Didi Folha Seca
Não conheci muitas celebridades de perto, mas a questão, convenhamos, não é quantidade e sim qualidade. Posso dizer que a única pessoa famosa a esse ponto foi o famoso Didi Folha Seca, Waldir Pereira, jogador do Botafogo, do Real Madri e da seleção brasileira, pela qual foi bicampeão nas copas de 1958 e 1962. Depois, em 1970, assumiu o cargo de treinador da seleção peruana, com a qual chegou a uma boa colocação naquela Copa do Mundo. Seu apelido de Folha Seca nasceu da maneira original com que batia faltas com barreira, fazendo com que a bola fizesse um desvio brusco que enganava inapelavelmente a maioria dos goleiros.
Depois que começou sua carreira de treinador, passou por vários clubes e seleções até ir em 1975 treinar o Al-Ahli, de Jeddah, Arábia Saudita. Nessa época, trabalhando na Embaixada do Brasil naquele país, tive o privilégio de conhecer pessoalmente um verdadeiro gentleman e privar de sua intimidade. Era muito atencioso com as crianças. Com meu filho Iúri, era especialmente carinhoso: chamava-o de Marinho Chagas e batia bola com ele, que tinha uns dois anos. Iúri era espigado e tinha cabelos louros, compridos e bem lisos, que chamavam a atenção, como aquele também famoso lateral da seleção brasileira. O gentleman, de voz pausada, andar elegante e sempre muito bem vestido, mesmerizava o mundo feminino, e, por onde passava, as atenções do então “sexo frágil” deixavam um rastro de ciúme no coração da esposa Guiomar. Fatos de domínio público.
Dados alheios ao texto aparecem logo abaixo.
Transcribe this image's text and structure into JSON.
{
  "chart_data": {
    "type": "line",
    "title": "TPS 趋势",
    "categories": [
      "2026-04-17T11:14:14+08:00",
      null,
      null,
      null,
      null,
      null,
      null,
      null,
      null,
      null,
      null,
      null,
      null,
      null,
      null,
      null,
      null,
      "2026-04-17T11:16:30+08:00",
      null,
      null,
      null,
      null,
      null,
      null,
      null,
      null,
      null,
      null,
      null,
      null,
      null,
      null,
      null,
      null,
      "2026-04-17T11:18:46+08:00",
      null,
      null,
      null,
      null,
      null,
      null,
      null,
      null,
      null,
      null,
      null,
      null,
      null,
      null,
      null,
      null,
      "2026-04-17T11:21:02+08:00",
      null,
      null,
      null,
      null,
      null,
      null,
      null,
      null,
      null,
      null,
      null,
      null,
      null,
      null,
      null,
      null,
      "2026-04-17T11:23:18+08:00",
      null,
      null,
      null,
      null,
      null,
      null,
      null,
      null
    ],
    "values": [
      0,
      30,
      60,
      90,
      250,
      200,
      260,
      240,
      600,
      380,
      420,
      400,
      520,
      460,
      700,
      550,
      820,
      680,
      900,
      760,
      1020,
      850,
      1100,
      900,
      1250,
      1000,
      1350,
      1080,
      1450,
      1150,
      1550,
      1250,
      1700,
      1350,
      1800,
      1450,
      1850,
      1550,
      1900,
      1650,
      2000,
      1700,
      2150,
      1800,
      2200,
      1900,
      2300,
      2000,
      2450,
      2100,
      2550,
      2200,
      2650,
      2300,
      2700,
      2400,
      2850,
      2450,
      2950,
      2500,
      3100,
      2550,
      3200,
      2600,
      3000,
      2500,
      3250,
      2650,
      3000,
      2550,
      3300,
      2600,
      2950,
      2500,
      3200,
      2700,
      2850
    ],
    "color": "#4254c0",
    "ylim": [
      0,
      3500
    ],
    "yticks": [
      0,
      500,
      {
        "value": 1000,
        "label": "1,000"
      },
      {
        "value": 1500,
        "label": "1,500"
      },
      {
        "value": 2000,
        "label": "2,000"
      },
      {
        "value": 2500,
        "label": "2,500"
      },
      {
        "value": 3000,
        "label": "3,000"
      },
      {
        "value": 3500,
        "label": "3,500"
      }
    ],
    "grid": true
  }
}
Passei a frequentar sua casa, onde passávamos horas consumindo um uísque que parecia interminável. Conversava-se de tudo, mas seu assunto preferido era recordar fatos de sua carreira como jogador. O tema me interessava, porque meu pai tinha sido assinante do jornal “Diário Carioca” e eu o lia frequentemente, principalmente as páginas de futebol. E Didi focava sempre no Botafogo, celeiro de craques para a seleção brasileira, recordando fatos que aconteceram na antiga Rua General Severiano, onde se situava, então, o estádio do Glorioso da Estrela Solitária.
Tranquilo, conversava em voz baixa, pausada, bebericando seu uísque. De vez em quando, parece que se perdia e congelava o olhar em algum lugar ou rosto do passado. De repente, balançava a cabeça, espantava o passado e voltava ao presente, retornando ao conviva mineiro que o escutava com a admiração dos jovens pelas figuras emblemáticas.
Lá se vão muitos anos. Depois da passagem pelo Al-Ahli, ainda marcamos encontros que nunca se concretizavam, porque tanto um quanto o outro viajava muito por causa da profissão. Lembro que sua filha Rebeca também participava das conversas quando ia a Jeddah, porque, morando na Suíça, também tinha pouco tempo. Havia a filha menor, de cujo nome não lembro, e um sobrinho de Guiomar que passaram uma temporada na Arábia Saudita e alegravam a casa.
Participei da assinatura de seu contrato com o Al-Ahli, atuando informalmente como tradutor do craque, e disso resultou uma foto que guardo até hoje. No dia da assinatura, o príncipe dono do clube – ou presidente, sei lá – patrocinou um carneiro assado recheado de arroz e outras iguarias. A única restrição, a meu ver, era que se comia com as mãos enfiadas nos buracos do lombo do animal. Diferenças culturais, às vezes, são difíceis de assimilar. É preciso curiosidade, principalmente no que tange a culinária. Sobrevivi.
O restante de sua história, depois dessa época até o seu falecimento em 2001, com 71 anos de idade, está no Google. Tive, felizmente, a oportunidade de admirar o jogador famoso, nos primórdios das transmissões de futebol pela Rede Tupi do Rio de Janeiro, e também a pessoa encantadora que era. Requiescat in pace.